На следующий день в оружейном магазине Головинский купил себе пистолет " Парабеллум",
о котором долго мечтал. Гуляя по улицам Петрограда, он с удивлением ловил на себе взгляды женщин всех возрастов и сословий. Эти взгляды, зачастую, были откровенно изучающими его, что сильно смущало Владимира.
- Тётушка, я уже привык к жизни в мирном городе, пора и родителей навестить. - Шутливым
тоном сообщил юноша Анастасии Михайловне.
- Да, Володинька, конечно! Ты обязательно должен ехать к ним. Я уже и подарки пасхальные маме и сёстрам твоим приготовила. - Согласилась его тётка.
Через два дня, ранним утром, Головинский вышел из поезда на захолустной железнодорожной станции. Было ещё темно. Тусклая электрическая лампочка едва освещала дверь в здание вокзала. Владимир вошёл. Несколько длинных деревянных лавок. Окно билетной кассы закрыто. На двери буфета висел тяжёлый замок. Тишина. В дальнем углу зала ожидания, у печи, он обнаружил старичка в форме железнодорожного служащего, дремавшего на табурете.
- Уважаемый, доброе утро! - обратился к нему Головинский, - где бы мне здесь транспорт какой-нибудь найти? Повозку или автомобиль?

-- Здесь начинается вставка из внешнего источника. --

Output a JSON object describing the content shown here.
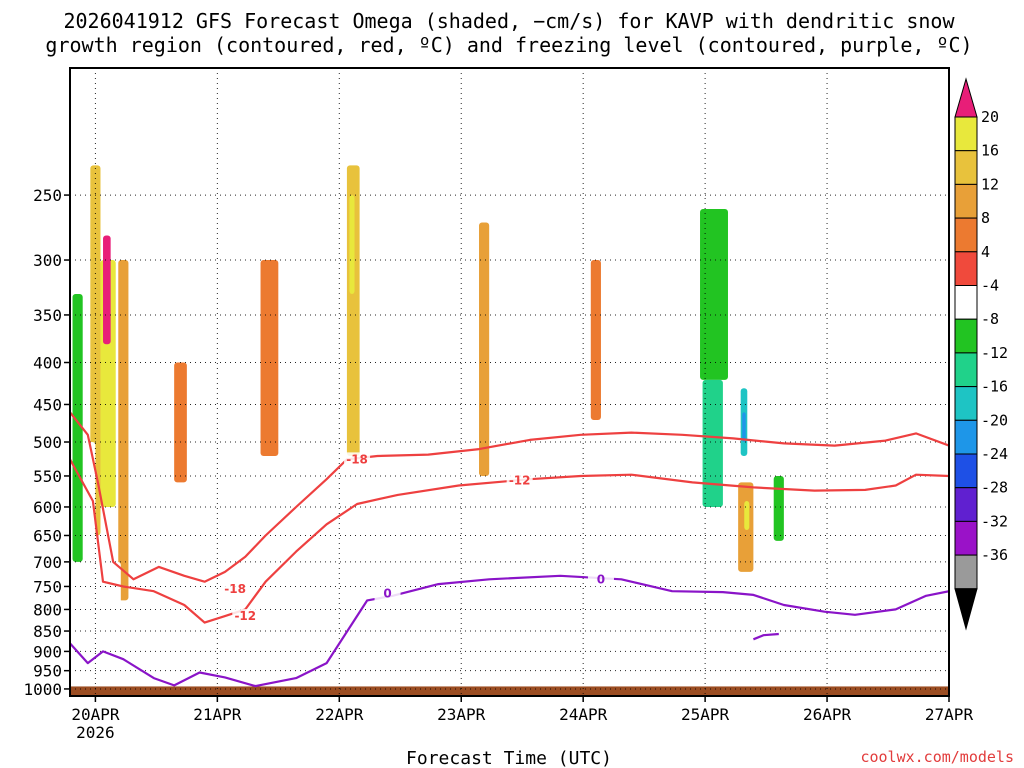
{
  "title": {
    "line1": "2026041912 GFS Forecast Omega (shaded, −cm/s) for KAVP with dendritic snow",
    "line2": "growth region (contoured, red, ºC) and freezing level (contoured, purple, ºC)"
  },
  "watermark": "coolwx.com/models",
  "chart_data": {
    "type": "heatmap",
    "xlabel": "Forecast Time (UTC)",
    "x_ticks": [
      {
        "t": 4.5,
        "label": "20APR",
        "sub": "2026"
      },
      {
        "t": 28.5,
        "label": "21APR"
      },
      {
        "t": 52.5,
        "label": "22APR"
      },
      {
        "t": 76.5,
        "label": "23APR"
      },
      {
        "t": 100.5,
        "label": "24APR"
      },
      {
        "t": 124.5,
        "label": "25APR"
      },
      {
        "t": 148.5,
        "label": "26APR"
      },
      {
        "t": 172.5,
        "label": "27APR"
      }
    ],
    "x_range": [
      -0.5,
      172.5
    ],
    "y_range_hpa": [
      1020,
      175
    ],
    "y_ticks": [
      250,
      300,
      350,
      400,
      450,
      500,
      550,
      600,
      650,
      700,
      750,
      800,
      850,
      900,
      950,
      1000
    ],
    "grid": true,
    "colorbar": {
      "levels": [
        -36,
        -32,
        -28,
        -24,
        -20,
        -16,
        -12,
        -8,
        -4,
        4,
        8,
        12,
        16,
        20
      ],
      "labels": [
        "20",
        "16",
        "12",
        "8",
        "4",
        "-4",
        "-8",
        "-12",
        "-16",
        "-20",
        "-24",
        "-28",
        "-32",
        "-36"
      ],
      "colors": [
        "#e8e83c",
        "#e8c23c",
        "#e8a038",
        "#ec7a30",
        "#f04a3c",
        "#ffffff",
        "#22c422",
        "#20d28a",
        "#1ec4c4",
        "#1e96e8",
        "#1e50e6",
        "#6020d0",
        "#9a12c8",
        "#9a9a9a"
      ],
      "top_color": "#e81e78",
      "bottom_color": "#000000"
    },
    "ground": {
      "color": "#9b4d22",
      "top_hpa": 993
    },
    "series": [
      {
        "name": "Omega",
        "kind": "shaded",
        "cells": [
          {
            "t0": 3.5,
            "t1": 5.5,
            "p0": 230,
            "p1": 650,
            "level": 12
          },
          {
            "t0": 5.5,
            "t1": 8.5,
            "p0": 300,
            "p1": 600,
            "level": 16
          },
          {
            "t0": 6,
            "t1": 7.5,
            "p0": 280,
            "p1": 380,
            "level": 20
          },
          {
            "t0": 9,
            "t1": 11,
            "p0": 300,
            "p1": 780,
            "level": 8
          },
          {
            "t0": 20,
            "t1": 22.5,
            "p0": 400,
            "p1": 560,
            "level": 4
          },
          {
            "t0": 37,
            "t1": 40.5,
            "p0": 300,
            "p1": 520,
            "level": 4
          },
          {
            "t0": 54,
            "t1": 56.5,
            "p0": 230,
            "p1": 520,
            "level": 12
          },
          {
            "t0": 54.5,
            "t1": 55.5,
            "p0": 250,
            "p1": 330,
            "level": 16
          },
          {
            "t0": 80,
            "t1": 82,
            "p0": 270,
            "p1": 550,
            "level": 8
          },
          {
            "t0": 102,
            "t1": 104,
            "p0": 300,
            "p1": 470,
            "level": 4
          },
          {
            "t0": 131,
            "t1": 134,
            "p0": 560,
            "p1": 720,
            "level": 8
          },
          {
            "t0": 132.2,
            "t1": 133.2,
            "p0": 590,
            "p1": 640,
            "level": 16
          },
          {
            "t0": 0,
            "t1": 2,
            "p0": 330,
            "p1": 700,
            "level": -12
          },
          {
            "t0": 3,
            "t1": 4.5,
            "p0": 500,
            "p1": 800,
            "level": -8
          },
          {
            "t0": 8,
            "t1": 9.5,
            "p0": 700,
            "p1": 900,
            "level": -8
          },
          {
            "t0": 57,
            "t1": 58.5,
            "p0": 560,
            "p1": 880,
            "level": -8
          },
          {
            "t0": 66,
            "t1": 68,
            "p0": 760,
            "p1": 880,
            "level": -8
          },
          {
            "t0": 74,
            "t1": 75.5,
            "p0": 280,
            "p1": 380,
            "level": -8
          },
          {
            "t0": 101,
            "t1": 103,
            "p0": 600,
            "p1": 720,
            "level": -8
          },
          {
            "t0": 123.5,
            "t1": 129,
            "p0": 260,
            "p1": 420,
            "level": -12
          },
          {
            "t0": 124,
            "t1": 128,
            "p0": 420,
            "p1": 600,
            "level": -16
          },
          {
            "t0": 131.5,
            "t1": 132.8,
            "p0": 430,
            "p1": 520,
            "level": -20
          },
          {
            "t0": 131.8,
            "t1": 132.5,
            "p0": 460,
            "p1": 500,
            "level": -24
          },
          {
            "t0": 138,
            "t1": 140,
            "p0": 550,
            "p1": 660,
            "level": -12
          },
          {
            "t0": 159,
            "t1": 160.5,
            "p0": 400,
            "p1": 450,
            "level": -8
          }
        ]
      },
      {
        "name": "Dendritic growth region",
        "kind": "contour",
        "color": "#ee4040",
        "contours": [
          {
            "label": "-18",
            "label_at": [
              32,
              755
            ],
            "label2_at": [
              56,
              525
            ],
            "points": [
              [
                -0.5,
                460
              ],
              [
                3,
                490
              ],
              [
                5,
                560
              ],
              [
                8,
                700
              ],
              [
                12,
                735
              ],
              [
                17,
                710
              ],
              [
                22,
                728
              ],
              [
                26,
                740
              ],
              [
                30,
                720
              ],
              [
                34,
                690
              ],
              [
                38,
                650
              ],
              [
                44,
                600
              ],
              [
                50,
                555
              ],
              [
                54,
                525
              ],
              [
                60,
                520
              ],
              [
                70,
                518
              ],
              [
                80,
                510
              ],
              [
                90,
                497
              ],
              [
                100,
                490
              ],
              [
                110,
                487
              ],
              [
                120,
                490
              ],
              [
                130,
                495
              ],
              [
                140,
                502
              ],
              [
                150,
                505
              ],
              [
                160,
                498
              ],
              [
                166,
                488
              ],
              [
                172.5,
                505
              ]
            ]
          },
          {
            "label": "-12",
            "label_at": [
              34,
              815
            ],
            "label2_at": [
              88,
              557
            ],
            "points": [
              [
                -0.5,
                525
              ],
              [
                4,
                590
              ],
              [
                6,
                740
              ],
              [
                10,
                750
              ],
              [
                16,
                760
              ],
              [
                22,
                790
              ],
              [
                26,
                830
              ],
              [
                30,
                815
              ],
              [
                34,
                800
              ],
              [
                38,
                740
              ],
              [
                44,
                680
              ],
              [
                50,
                630
              ],
              [
                56,
                595
              ],
              [
                64,
                580
              ],
              [
                76,
                565
              ],
              [
                90,
                555
              ],
              [
                100,
                550
              ],
              [
                110,
                548
              ],
              [
                122,
                560
              ],
              [
                134,
                568
              ],
              [
                146,
                573
              ],
              [
                156,
                572
              ],
              [
                162,
                565
              ],
              [
                166,
                548
              ],
              [
                172.5,
                550
              ]
            ]
          }
        ]
      },
      {
        "name": "Freezing level",
        "kind": "contour",
        "color": "#8a14c8",
        "contours": [
          {
            "label": "0",
            "label_at": [
              62,
              765
            ],
            "label2_at": [
              104,
              735
            ],
            "points": [
              [
                -0.5,
                880
              ],
              [
                3,
                930
              ],
              [
                6,
                900
              ],
              [
                10,
                920
              ],
              [
                16,
                970
              ],
              [
                20,
                990
              ],
              [
                25,
                955
              ],
              [
                30,
                968
              ],
              [
                36,
                992
              ],
              [
                44,
                970
              ],
              [
                50,
                930
              ],
              [
                58,
                780
              ],
              [
                63,
                770
              ],
              [
                72,
                745
              ],
              [
                82,
                735
              ],
              [
                96,
                728
              ],
              [
                108,
                735
              ],
              [
                118,
                760
              ],
              [
                128,
                762
              ],
              [
                134,
                768
              ],
              [
                140,
                790
              ],
              [
                148,
                805
              ],
              [
                154,
                812
              ],
              [
                162,
                800
              ],
              [
                168,
                770
              ],
              [
                172.5,
                760
              ]
            ]
          },
          {
            "label": "0",
            "points": [
              [
                134,
                870
              ],
              [
                136,
                860
              ],
              [
                139,
                857
              ]
            ]
          }
        ]
      }
    ]
  }
}
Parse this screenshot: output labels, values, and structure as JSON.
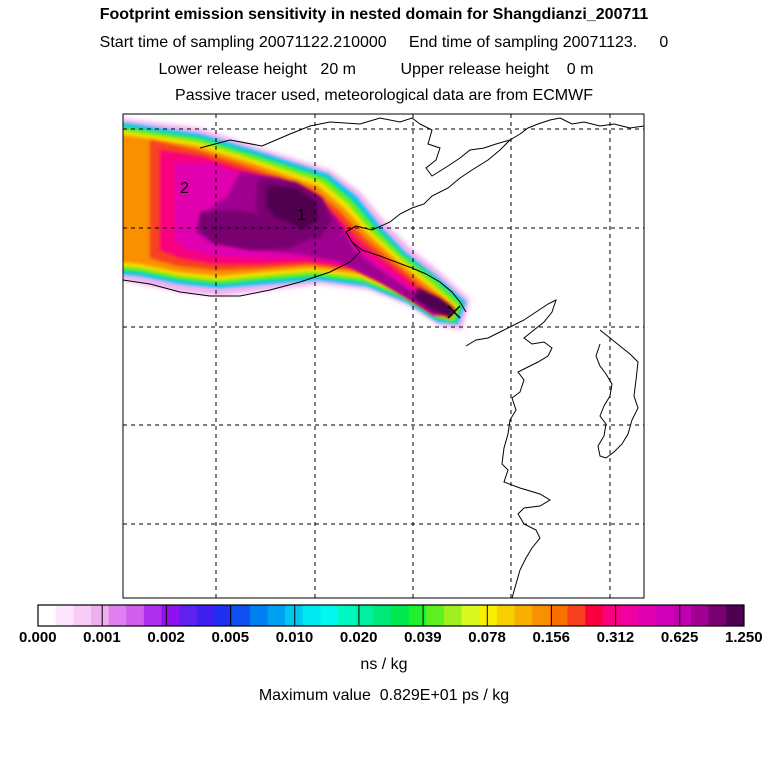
{
  "header": {
    "title": "Footprint emission sensitivity in nested domain for Shangdianzi_200711",
    "sampling": "Start time of sampling 20071122.210000     End time of sampling 20071123.     0",
    "release": "Lower release height   20 m          Upper release height    0 m",
    "tracer": "Passive tracer used, meteorological data are from ECMWF"
  },
  "map": {
    "labels": [
      {
        "text": "1",
        "name": "peak-label-1"
      },
      {
        "text": "2",
        "name": "peak-label-2"
      }
    ],
    "station_marker": "receptor-x-icon"
  },
  "colorbar": {
    "tick_labels": [
      "0.000",
      "0.001",
      "0.002",
      "0.005",
      "0.010",
      "0.020",
      "0.039",
      "0.078",
      "0.156",
      "0.312",
      "0.625",
      "1.250"
    ],
    "colors": [
      "#ffffff",
      "#fde6fd",
      "#f8ccf8",
      "#f0b0f0",
      "#e080f0",
      "#d060ec",
      "#b030f0",
      "#9010f0",
      "#6020f0",
      "#4020f0",
      "#2030f0",
      "#1050f0",
      "#0080f0",
      "#00a0f0",
      "#00c8f0",
      "#00e8f0",
      "#00f8f0",
      "#00f8c0",
      "#00f0a0",
      "#00e878",
      "#00e850",
      "#20f030",
      "#60f020",
      "#a0f020",
      "#d8f820",
      "#f8f000",
      "#f8d000",
      "#f8b000",
      "#f89000",
      "#f87000",
      "#f84020",
      "#f80040",
      "#f80080",
      "#f000a0",
      "#e000b0",
      "#d000b8",
      "#c000b0",
      "#a00090",
      "#780070",
      "#500050"
    ],
    "units": "ns / kg"
  },
  "footer": {
    "max_value": "Maximum value  0.829E+01 ps / kg"
  }
}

- Здравия желаю, ваше благородие! - подскочил с табурета старичок, - у нас, здесь, никаких автомобилей нет, а вот за зданием вокзала, у мельницы всегда подводы стоят. Мужики зерно на элеватор привозят.
- Спасибо, уважаемый!
- Рад стараться, ваше благородие? - вытянулся по стойке смирно железнодорожный служащий.
Владимир с трудом растолкал спящего под зипуном на подводе мужика.
- За десять рублей доставишь меня в Затонье? - предложил он ему с ходу.
- Десять??? Почему нет?! Доставим! Как раз туда и еду. - Не торгуясь, согласился тот.
- Когда?
- Дак щас коня запрягу и двинемся. - Пообещал мужик.
Начиналась весна. Уже почти сошёл снег. Пахло свежестью и молодыми почками берёз. Телега, утопая в грязи по самые оси колёс, медленно двигалась по раскисшей дороге. Мужик курил козью ножку и молчал.
Только к часу дня, преодолев семнадцать вёрст, возница остановил коня на знакомом Владимиру с детства пригорке. Отсюда открывался красивый вид на деревню и их имение.
- Спасибо, любезный! Дальше я пешком пойду, быстрее будет. - Сказал Головинский и протянул мужику десять рублей.
- Благодарствую, барин! Да храни вас Господь за щедрость вашу! - поклонился ему возница.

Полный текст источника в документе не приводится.